The tightening of the H-1B regime has grabbed a lot of spotlight but the visa issue should not be looked at as 'be all and end all' of the entire IT industry's growth, Nasscom President, R Chandrashekhar told NDTV Profit. He acknowledges that the signals and messages coming from US as far as visas are concerned have not been positive but adds that there have not been any substantive changes in the overall legislative and regulatory framework at this point. "Even if the number of applications for visas has come down, the total numbers of visas being issued is still the same. When put all of this together, nothing much has fundamentally changed at this point."
According to Mr Chandrashekhar, "Singapore issue is more difficult barrier at the moment. There has been practically a complete shutdown on issue of new visas. Many companies had planned to address markets in ASEAN using Singapore as base as well as Singapore market itself." Many large Indian IT companies have their operations in the South-East Asian nation which acts as a base to cater clients in the ASEAN region. The IT body Nasscom earlier said the clampdown on tech visas by Singapore has shrunk the base of Indian techies to under 10,000 in Singapore and could hurt the ability of players to chase future deals.
"The fact that new visas are not being issued, even renewal of existing is not being done, certainly puts pain to many of those plans and some companies have started to relocating and looking at other possible bases for the ASEAN region," he added. "Restriction on visa has been a huge dampener."

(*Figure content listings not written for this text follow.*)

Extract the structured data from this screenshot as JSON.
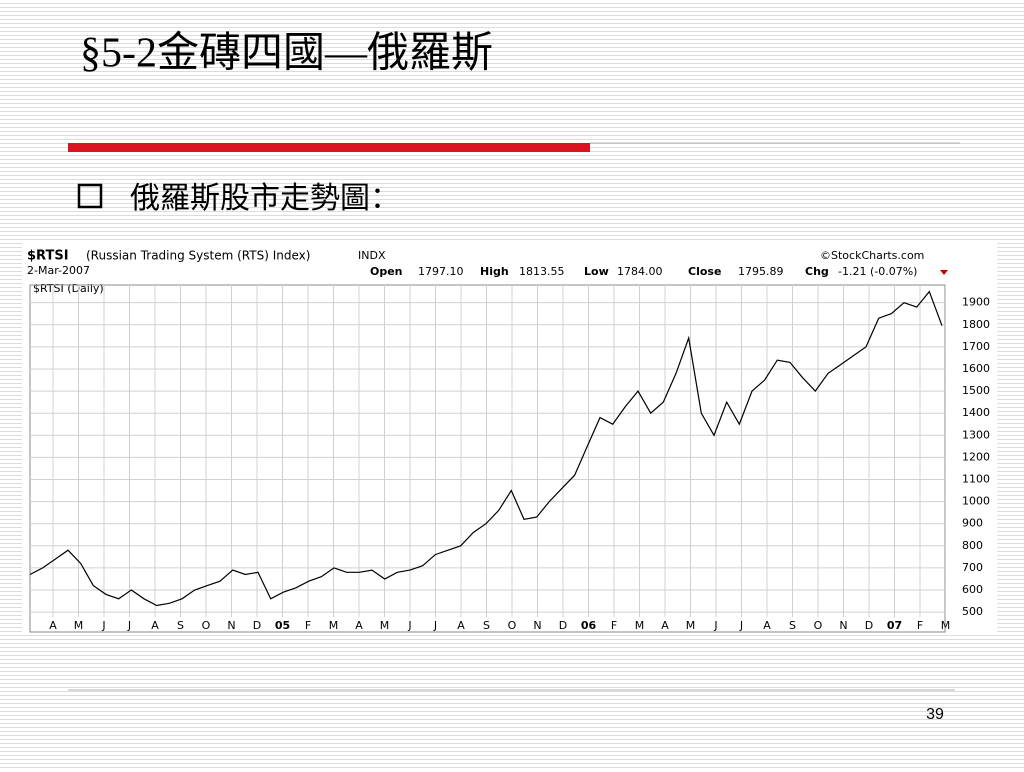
{
  "slide": {
    "title": "§5-2金磚四國—俄羅斯",
    "bullet": "俄羅斯股市走勢圖：",
    "page_number": "39"
  },
  "chart_data": {
    "type": "line",
    "header": {
      "symbol": "$RTSI",
      "name": "(Russian Trading System (RTS) Index)",
      "exchange": "INDX",
      "date": "2-Mar-2007",
      "open_label": "Open",
      "open": "1797.10",
      "high_label": "High",
      "high": "1813.55",
      "low_label": "Low",
      "low": "1784.00",
      "close_label": "Close",
      "close": "1795.89",
      "chg_label": "Chg",
      "chg": "-1.21 (-0.07%)",
      "source": "©StockCharts.com",
      "legend": "$RTSI (Daily)"
    },
    "xticks": [
      "A",
      "M",
      "J",
      "J",
      "A",
      "S",
      "O",
      "N",
      "D",
      "05",
      "F",
      "M",
      "A",
      "M",
      "J",
      "J",
      "A",
      "S",
      "O",
      "N",
      "D",
      "06",
      "F",
      "M",
      "A",
      "M",
      "J",
      "J",
      "A",
      "S",
      "O",
      "N",
      "D",
      "07",
      "F",
      "M"
    ],
    "series": [
      {
        "name": "$RTSI (Daily)",
        "color": "#000000",
        "values": [
          670,
          700,
          740,
          780,
          720,
          620,
          580,
          560,
          600,
          560,
          530,
          540,
          560,
          600,
          620,
          640,
          690,
          670,
          680,
          560,
          590,
          610,
          640,
          660,
          700,
          680,
          680,
          690,
          650,
          680,
          690,
          710,
          760,
          780,
          800,
          860,
          900,
          960,
          1050,
          920,
          930,
          1000,
          1060,
          1120,
          1250,
          1380,
          1350,
          1430,
          1500,
          1400,
          1450,
          1580,
          1740,
          1400,
          1300,
          1450,
          1350,
          1500,
          1550,
          1640,
          1630,
          1560,
          1500,
          1580,
          1620,
          1660,
          1700,
          1830,
          1850,
          1900,
          1880,
          1950,
          1795.89
        ]
      }
    ],
    "ylim": [
      410,
      1980
    ],
    "yticks": [
      500,
      600,
      700,
      800,
      900,
      1000,
      1100,
      1200,
      1300,
      1400,
      1500,
      1600,
      1700,
      1800,
      1900
    ],
    "grid": true
  }
}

However, Mr Chandrashekhar clarified that the business for Indian IT industry in the Asia Pacific (APAC) region will not get affected by the Singapore's clampdown on visas. "APAC business will not be hit at all because the companies will simply have to look at alternative strategy for positioning their workers and look at alternative models for serving those markets."
"APAC opportunity as such is not going to either disappear or become unavailable for Indian industry it's just that strategies and approaches will have to be different," he added.